01 Structural Hazards Your Database Tables May Become a Performance Bottleneck

01 Structural Hazards Your Database Tables May Become a Performance Bottleneck #

Hello, I’m Xu Changlong. Welcome to the first chapter of this course.

In this chapter, we will mainly discuss how to optimize systems with high concurrency but predominantly read operations. I will use the user center as an example to illustrate several key points of transformation.

The user center is a typical system with predominantly read operations and few write operations. It can be said that most of our systems belong to this type. Such systems can achieve significant performance improvements through caching. Moreover, when traffic increases, the user center is usually the first module to be optimized in system transformation because it is often heavily coupled with multiple systems. Therefore, it is essential to review and optimize this module, as it has a significant impact on subsequent high-concurrency transformations of the entire system.

In today’s lesson, I will guide you on how to optimize the data organization of a user center with predominantly read operations.

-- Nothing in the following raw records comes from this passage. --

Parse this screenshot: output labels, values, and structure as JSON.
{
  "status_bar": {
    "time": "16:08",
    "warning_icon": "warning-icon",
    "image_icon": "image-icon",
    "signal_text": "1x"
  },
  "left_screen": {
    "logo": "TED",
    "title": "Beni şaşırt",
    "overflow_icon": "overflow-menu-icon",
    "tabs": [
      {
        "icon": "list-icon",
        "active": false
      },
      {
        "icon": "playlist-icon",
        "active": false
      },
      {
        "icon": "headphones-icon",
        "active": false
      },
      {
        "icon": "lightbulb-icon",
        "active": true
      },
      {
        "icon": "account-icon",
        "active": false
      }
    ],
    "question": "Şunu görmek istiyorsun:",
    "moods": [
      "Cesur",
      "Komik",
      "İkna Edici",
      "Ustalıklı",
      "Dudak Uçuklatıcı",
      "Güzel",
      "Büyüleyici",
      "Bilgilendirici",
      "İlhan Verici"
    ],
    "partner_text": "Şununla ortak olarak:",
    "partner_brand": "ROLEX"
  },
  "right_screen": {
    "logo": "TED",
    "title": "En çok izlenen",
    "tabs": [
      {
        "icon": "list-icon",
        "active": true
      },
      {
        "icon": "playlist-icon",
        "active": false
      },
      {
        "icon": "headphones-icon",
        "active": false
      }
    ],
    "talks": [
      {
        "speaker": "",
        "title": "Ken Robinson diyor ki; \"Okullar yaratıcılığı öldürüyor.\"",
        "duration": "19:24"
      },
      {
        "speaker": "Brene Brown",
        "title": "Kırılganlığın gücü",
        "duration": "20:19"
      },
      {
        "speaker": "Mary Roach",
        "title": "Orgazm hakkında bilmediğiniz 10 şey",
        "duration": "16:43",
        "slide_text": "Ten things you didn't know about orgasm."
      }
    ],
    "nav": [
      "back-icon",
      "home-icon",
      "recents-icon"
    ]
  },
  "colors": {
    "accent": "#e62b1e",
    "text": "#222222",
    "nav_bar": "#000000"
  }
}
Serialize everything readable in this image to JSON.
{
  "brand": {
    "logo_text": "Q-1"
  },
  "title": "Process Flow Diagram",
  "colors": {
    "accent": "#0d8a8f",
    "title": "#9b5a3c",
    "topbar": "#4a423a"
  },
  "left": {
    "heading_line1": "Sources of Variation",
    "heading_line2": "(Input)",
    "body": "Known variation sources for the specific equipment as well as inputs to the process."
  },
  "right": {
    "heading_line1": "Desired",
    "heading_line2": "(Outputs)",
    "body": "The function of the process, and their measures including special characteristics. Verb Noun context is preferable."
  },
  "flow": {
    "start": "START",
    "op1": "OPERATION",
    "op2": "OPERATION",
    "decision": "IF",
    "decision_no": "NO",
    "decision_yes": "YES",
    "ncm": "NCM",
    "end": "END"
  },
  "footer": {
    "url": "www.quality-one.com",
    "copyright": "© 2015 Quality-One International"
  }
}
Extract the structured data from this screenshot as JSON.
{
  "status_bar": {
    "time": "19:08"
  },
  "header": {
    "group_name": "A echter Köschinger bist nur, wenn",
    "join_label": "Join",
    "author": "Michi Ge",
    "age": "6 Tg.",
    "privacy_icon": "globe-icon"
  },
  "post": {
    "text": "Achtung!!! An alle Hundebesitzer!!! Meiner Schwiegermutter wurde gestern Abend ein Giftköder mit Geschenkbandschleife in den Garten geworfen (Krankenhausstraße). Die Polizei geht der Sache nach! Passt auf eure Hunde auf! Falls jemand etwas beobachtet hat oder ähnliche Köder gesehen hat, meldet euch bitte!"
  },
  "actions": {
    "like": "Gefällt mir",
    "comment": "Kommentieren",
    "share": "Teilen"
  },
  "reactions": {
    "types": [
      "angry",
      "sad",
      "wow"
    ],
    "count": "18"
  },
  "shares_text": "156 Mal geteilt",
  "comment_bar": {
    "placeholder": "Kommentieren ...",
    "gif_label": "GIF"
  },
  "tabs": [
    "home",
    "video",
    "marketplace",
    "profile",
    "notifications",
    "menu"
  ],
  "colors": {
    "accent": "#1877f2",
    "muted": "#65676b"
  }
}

This will make the data more cache-friendly. Data organization is an essential technique, and it is recommended to review the table structure of any legacy system when performing high-concurrency transformations.

Legacy systems often have many issues when using databases, such as having too many fields in entity tables, multiple query dimensions and purposes for tables, and complex relationships between tables, including many-to-many relationships. These issues make caching transformations extremely challenging and significantly slow down the transformation process.

If we start with data organization and perform transformations on specific scenarios before implementing caching, the subsequent transformations will become much simpler. Therefore, it is helpful to first review the database structure and then carry out high-concurrency transformations on the system.

In this lesson, I will explain several specific patterns and approaches to help you quickly determine whether the current table structure is suitable for high-concurrency scenarios, facilitating system upgrades and transformations in the future.

Simplifying Data Leads to Better Performance #

To facilitate the discussion, let me first provide a brief introduction to the user center, as shown in the figure:

The primary function of the user center is to maintain user information, user permissions, and login status. Most of the data it stores belong to read-heavy and write-light data. The common optimization approach for the user center is to completely decouple it from the business and appropriately increase caching to improve system performance.

Let me give you a simple example: at the time, the user account information in the entire table was close to 20 million. I decoupled and simplified the functions and fields of the table, so that the account table in the user center only retained the account and password required for user login:

CREATE TABLE `account` (
  `id` int(10) NOT NULL AUTO_INCREMENT,
  `account` char(32) COLLATE utf8mb4_unicode_ci NOT NULL,
  `password` char(32) COLLATE utf8mb4_unicode_ci NOT NULL,
  `salt` char(16) COLLATE utf8mb4_unicode_ci NOT NULL,
  `status` tinyint(3) NOT NULL DEFAULT '0',
  `update_time` int(10) NOT NULL,
  `create_time` int(10) NOT NULL,
  PRIMARY KEY (`id`),
  UNIQUE KEY `login_account` (`account`)
) ENGINE=InnoDB DEFAULT CHARSET=utf8mb4 COLLATE=utf8mb4_unicode_ci;

We know that the database is the core of the system. If it is slow, all our businesses will be affected, and our services rarely exceed the performance limit of the core database. The core of reducing the fields in the account table is that small-length data can be processed quickly in terms of throughput, query, and transmission, and it is also easier to manage and cache.

The simplified table has fewer fields, and its corresponding business purpose is also relatively straightforward. Its main function is to check whether the user’s login account and password are correct. Besides that, it is not normally accessed for other purposes or involved in broader queries. As you can imagine, this table must have excellent performance, even though it stores 20 million accounts.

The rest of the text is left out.